T. Boone Pickens praises Bloomberg: We’d be ‘better off’ if he were in D.C.

NEW YORK—Michael Bloomberg remains cagey about whether he’ll someday run for president. But the outgoing New York City mayor received a notable show of support on Thursday from one of the country’s biggest political donors who has spent tens of millions of dollars in the past to elect presidential candidates.

T. Boone Pickens, the billionaire energy mogul from Texas, joined Bloomberg at a press conference outside New York’s City Hall to unveil the city’s first natural-gas-powered food truck and to talk about clean energy efforts—an issue both he and the mayor are passionate about.

Speaking to a large group of reporters and political types on a frigid February morning, both men showered each other with compliments. Bloomberg praised Pickens as “one of the great Americans” in business and someone who has emerged as a “powerful voice” for clean energy efforts.

“I used to read about T. Boone Pickens in the paper, and I never thought I’d know him on a first-name basis,” Bloomberg said.

A few seconds later, Pickens returned the compliment, telling Bloomberg, “Mayor, if you were in Washington today, we’d be a hell of a lot better off than where we are.”

Bloomberg beamed, as several people applauded.

Pickens has been a longtime backer of Republican parties and candidates, including former President George W. Bush. In 2004, Pickens was one of the early contributors to the Swift Boat Veterans for Truth, a shadowy political group that spent millions on television ads attacking then-Sen. John Kerry’s White House bid. In 2008, Pickens was a prominent supporter of former New York City Mayor Rudy Giuliani’s bid for the GOP nomination.

But during the ’08 campaign, Pickens reinvented himself as a green energy activist, directing more of his wealth toward promoting alternative energy like wind. In a surprising turn, Pickens later worked with Kerry on a climate-change bill in Washington that included subsidies for natural-gas-powered vehicles—one of Pickens’ pet issues.

On Thursday, Bloomberg implied the men had grown close over their belief that the country needs to rely less on oil and more on natural gas and other clean energy. Together, they toured the Neapolitan Express, a new food truck that serves pizza from its 900-degree electric oven, which is fully powered by compressed natural gas. The truck, the first of its kind in New York, was funded in part with investment from Clean Energy Fuels Corp., one of Pickens’ companies.

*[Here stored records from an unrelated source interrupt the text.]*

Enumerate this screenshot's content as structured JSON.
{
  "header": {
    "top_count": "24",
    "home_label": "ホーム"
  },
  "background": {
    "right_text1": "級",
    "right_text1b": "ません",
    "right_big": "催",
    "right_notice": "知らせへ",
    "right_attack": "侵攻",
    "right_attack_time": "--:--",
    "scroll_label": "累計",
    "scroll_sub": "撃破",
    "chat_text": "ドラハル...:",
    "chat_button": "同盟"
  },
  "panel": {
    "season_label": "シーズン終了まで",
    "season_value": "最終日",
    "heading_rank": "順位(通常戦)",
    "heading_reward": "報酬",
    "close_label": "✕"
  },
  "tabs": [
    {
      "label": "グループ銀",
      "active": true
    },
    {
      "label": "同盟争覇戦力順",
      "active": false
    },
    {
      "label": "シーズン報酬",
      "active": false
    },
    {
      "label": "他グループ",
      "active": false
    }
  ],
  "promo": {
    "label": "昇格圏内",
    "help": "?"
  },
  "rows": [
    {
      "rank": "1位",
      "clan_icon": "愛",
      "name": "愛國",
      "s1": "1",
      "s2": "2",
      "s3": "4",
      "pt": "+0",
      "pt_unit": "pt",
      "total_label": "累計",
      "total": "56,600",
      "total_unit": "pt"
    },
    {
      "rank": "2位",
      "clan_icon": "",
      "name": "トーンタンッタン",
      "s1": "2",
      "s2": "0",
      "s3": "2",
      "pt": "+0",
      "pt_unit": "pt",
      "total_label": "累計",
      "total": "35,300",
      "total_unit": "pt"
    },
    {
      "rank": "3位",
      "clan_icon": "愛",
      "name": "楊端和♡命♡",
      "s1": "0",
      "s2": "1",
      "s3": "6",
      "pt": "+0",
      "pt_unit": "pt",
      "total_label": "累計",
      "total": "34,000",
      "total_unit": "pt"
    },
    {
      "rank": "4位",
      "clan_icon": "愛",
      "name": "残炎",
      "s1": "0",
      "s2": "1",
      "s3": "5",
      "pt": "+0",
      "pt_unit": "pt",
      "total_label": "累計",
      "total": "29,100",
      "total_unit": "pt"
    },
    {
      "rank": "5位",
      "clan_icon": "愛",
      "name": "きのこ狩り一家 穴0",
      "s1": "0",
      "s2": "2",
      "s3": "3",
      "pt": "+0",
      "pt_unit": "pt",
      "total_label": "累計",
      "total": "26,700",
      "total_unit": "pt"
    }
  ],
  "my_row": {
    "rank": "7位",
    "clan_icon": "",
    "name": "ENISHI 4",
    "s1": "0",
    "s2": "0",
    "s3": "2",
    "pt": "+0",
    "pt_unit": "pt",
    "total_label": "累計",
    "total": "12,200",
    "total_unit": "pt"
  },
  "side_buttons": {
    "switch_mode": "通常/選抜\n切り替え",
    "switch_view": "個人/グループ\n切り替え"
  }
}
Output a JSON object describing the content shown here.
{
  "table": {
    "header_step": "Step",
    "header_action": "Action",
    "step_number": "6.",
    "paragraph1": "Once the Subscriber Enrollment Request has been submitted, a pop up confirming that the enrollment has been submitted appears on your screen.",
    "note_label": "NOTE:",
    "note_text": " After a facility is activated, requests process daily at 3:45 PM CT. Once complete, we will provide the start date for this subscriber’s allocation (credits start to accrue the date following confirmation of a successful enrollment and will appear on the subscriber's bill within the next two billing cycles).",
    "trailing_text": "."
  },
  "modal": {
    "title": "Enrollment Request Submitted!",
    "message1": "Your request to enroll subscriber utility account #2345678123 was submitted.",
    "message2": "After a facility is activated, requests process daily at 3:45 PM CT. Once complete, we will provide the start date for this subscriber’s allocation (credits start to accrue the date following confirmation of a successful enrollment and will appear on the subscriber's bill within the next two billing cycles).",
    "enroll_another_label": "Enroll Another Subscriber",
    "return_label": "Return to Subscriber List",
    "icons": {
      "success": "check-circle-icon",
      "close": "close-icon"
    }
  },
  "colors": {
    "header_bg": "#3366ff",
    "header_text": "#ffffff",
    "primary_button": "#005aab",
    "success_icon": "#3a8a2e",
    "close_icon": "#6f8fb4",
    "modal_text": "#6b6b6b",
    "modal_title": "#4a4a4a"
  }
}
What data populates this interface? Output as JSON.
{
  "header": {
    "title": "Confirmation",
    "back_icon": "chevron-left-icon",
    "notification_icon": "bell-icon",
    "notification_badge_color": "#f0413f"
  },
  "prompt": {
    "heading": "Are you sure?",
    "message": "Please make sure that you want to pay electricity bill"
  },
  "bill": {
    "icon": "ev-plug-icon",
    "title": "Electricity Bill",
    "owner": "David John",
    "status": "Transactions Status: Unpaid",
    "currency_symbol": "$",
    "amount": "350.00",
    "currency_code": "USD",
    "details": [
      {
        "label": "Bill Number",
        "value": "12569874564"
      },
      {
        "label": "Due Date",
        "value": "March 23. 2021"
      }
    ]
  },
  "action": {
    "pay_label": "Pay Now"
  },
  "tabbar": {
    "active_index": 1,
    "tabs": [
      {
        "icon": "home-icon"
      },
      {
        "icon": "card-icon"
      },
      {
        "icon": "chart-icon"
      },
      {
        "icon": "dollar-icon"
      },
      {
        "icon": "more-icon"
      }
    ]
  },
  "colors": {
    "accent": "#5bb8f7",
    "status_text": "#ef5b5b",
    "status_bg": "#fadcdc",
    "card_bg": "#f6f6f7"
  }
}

“Every slice comes with a breath of fresh air,” Bloomberg said at one point, reading from a prepared statement. He paused and then ad-libbed, "Uh, who wrote that I have no idea, but somebody on our staff is very creative and clever and should work for WPP,” the London-based advertising conglomerate.

After the press conference, Pickens ignored a question about whether he would support a Bloomberg bid for the White House. Instead, he and the mayor walked back inside City Hall together, deep in conversation.